While we share in the overwhelming support in this jurisdiction in favor of arbitration as a means of dispute resolution, see, e.g., HRS § 658A-6(a) (Supp.2003) ("An agreement contained in a record to submit to arbitration any existing or subsequent controversy arising between the parties to the agreement is valid, enforceable, and irrevocable except upon a ground that exists at law or in equity for the revocation of a contract."); HRS § 658A-23 (Supp.2003) (describing specific and limited circumstances under which a court may vacate an arbitration award); Tatibouet[ v. Ellsworth, 99 Hawai`i 226, 234, 54 P.3d 397, 405 (2002)] ("It is well settled that the legislature overwhelmingly favors arbitration as a means of dispute resolution."), it is axiomatic that there must be an agreement to arbitrate in the first instance.

Luke v. Gentry Realty, Ltd., 105 Hawai`i 241, 249, 96 P.3d 261, 269 (2004). Whether there is a valid agreement to arbitrate a particular dispute is a matter of state contract law. See, e.g., First Options of Chicago, Inc. v. Kaplan, 514 U.S. 938, 944 (1995) ("When deciding whether the parties agreed to arbitrate a certain matter (including arbitrability), courts generally . . . should apply ordinary state-law principles that govern the formation of contracts.").
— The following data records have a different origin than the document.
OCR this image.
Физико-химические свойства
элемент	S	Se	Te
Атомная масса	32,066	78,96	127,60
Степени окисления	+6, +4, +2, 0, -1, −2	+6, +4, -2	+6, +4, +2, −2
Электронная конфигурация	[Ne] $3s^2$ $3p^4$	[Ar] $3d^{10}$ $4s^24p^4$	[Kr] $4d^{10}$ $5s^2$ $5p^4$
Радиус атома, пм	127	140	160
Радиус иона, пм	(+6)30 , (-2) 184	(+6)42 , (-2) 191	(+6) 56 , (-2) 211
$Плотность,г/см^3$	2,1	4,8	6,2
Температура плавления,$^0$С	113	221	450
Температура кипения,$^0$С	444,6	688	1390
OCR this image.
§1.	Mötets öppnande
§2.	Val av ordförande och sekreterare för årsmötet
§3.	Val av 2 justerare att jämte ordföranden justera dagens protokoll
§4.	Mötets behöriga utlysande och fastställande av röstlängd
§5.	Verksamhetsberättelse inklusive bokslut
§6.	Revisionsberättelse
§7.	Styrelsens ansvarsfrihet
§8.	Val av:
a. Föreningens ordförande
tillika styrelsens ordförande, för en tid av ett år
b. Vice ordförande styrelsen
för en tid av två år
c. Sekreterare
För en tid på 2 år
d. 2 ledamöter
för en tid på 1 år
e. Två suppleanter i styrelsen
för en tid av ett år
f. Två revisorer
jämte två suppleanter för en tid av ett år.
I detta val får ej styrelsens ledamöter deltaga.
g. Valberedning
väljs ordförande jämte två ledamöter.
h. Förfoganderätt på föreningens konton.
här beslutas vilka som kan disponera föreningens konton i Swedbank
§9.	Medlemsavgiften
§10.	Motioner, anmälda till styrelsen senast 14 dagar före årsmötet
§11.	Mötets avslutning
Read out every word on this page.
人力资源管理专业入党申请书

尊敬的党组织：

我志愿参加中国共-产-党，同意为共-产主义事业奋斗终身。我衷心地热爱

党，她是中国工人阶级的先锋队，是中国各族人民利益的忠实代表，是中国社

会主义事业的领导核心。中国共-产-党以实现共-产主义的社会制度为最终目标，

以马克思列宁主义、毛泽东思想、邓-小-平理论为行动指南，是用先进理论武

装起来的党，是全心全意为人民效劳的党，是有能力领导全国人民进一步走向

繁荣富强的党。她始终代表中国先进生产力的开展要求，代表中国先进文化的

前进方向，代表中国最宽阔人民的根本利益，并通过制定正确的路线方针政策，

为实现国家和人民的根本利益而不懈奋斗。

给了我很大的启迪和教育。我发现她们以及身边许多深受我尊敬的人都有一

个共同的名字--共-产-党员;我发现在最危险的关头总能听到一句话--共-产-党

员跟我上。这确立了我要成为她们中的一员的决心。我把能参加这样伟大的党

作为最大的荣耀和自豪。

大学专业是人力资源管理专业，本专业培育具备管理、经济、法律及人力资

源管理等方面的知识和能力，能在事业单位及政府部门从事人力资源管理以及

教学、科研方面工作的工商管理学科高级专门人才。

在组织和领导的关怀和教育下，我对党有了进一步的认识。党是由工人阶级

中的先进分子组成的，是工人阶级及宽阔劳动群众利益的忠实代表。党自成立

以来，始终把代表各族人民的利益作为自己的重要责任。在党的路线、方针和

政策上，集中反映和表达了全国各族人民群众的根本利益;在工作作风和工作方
The credit sale contract signed by Cho states that, if either party requests arbitration, Cho agrees to arbitrate "any controversy or claim between [Cho] and [Hawaii Nissan] arising out of or related to this Contract." (Emphasis added.) The plain language of the contract refutes Hawaii Nissan's argument that Cho agreed to arbitrate her current dispute: while Cho agreed to arbitrate any dispute arising out of the credit sale contract, she did not agree to arbitrate any dispute arising from the purchase of the Nissan Pathfinder or the various fees attached thereto. Cho signed two separate agreements, and her agreement to arbitrate disputes arising from one of those agreements does not automatically connote an agreement to arbitrate disputes arising from the other agreement. See, e.g., Luke v. Gentry, 105 Hawai`i at 249, 96 P.3d at 269. The arbitration clause is inapplicable to the parties' dispute. Therefore,

IT IS HEREBY ORDERED that the circuit court's June 12, 2003 order denying Hawaii Nissan's motion to compel arbitration and/or to stay proceedings is affirmed.

DATED: Honolulu, Hawai`i, June 17, 2005.


On the briefs:

Shelton G.W. Jim On
and Henry F. Beerman
(of Jim On & Beerman)
for defendant-appellant
Hawaii Nissan, Inc., dba
New City Nissan

John Francis Perkin
and Brandee J. Faria
(of Perkin & Faria) and
James J. Bickerton and
Scott K. Saiki (of Bickerton
Saunders Dang & Sullivan)
for plaintiff-appellee
Yun Ki Cho, individually
and on behalf of all others
similarly situated



1.      The Honorable Victoria S. Marks and the Honorable Sabrina S. McKenna presided over this matter.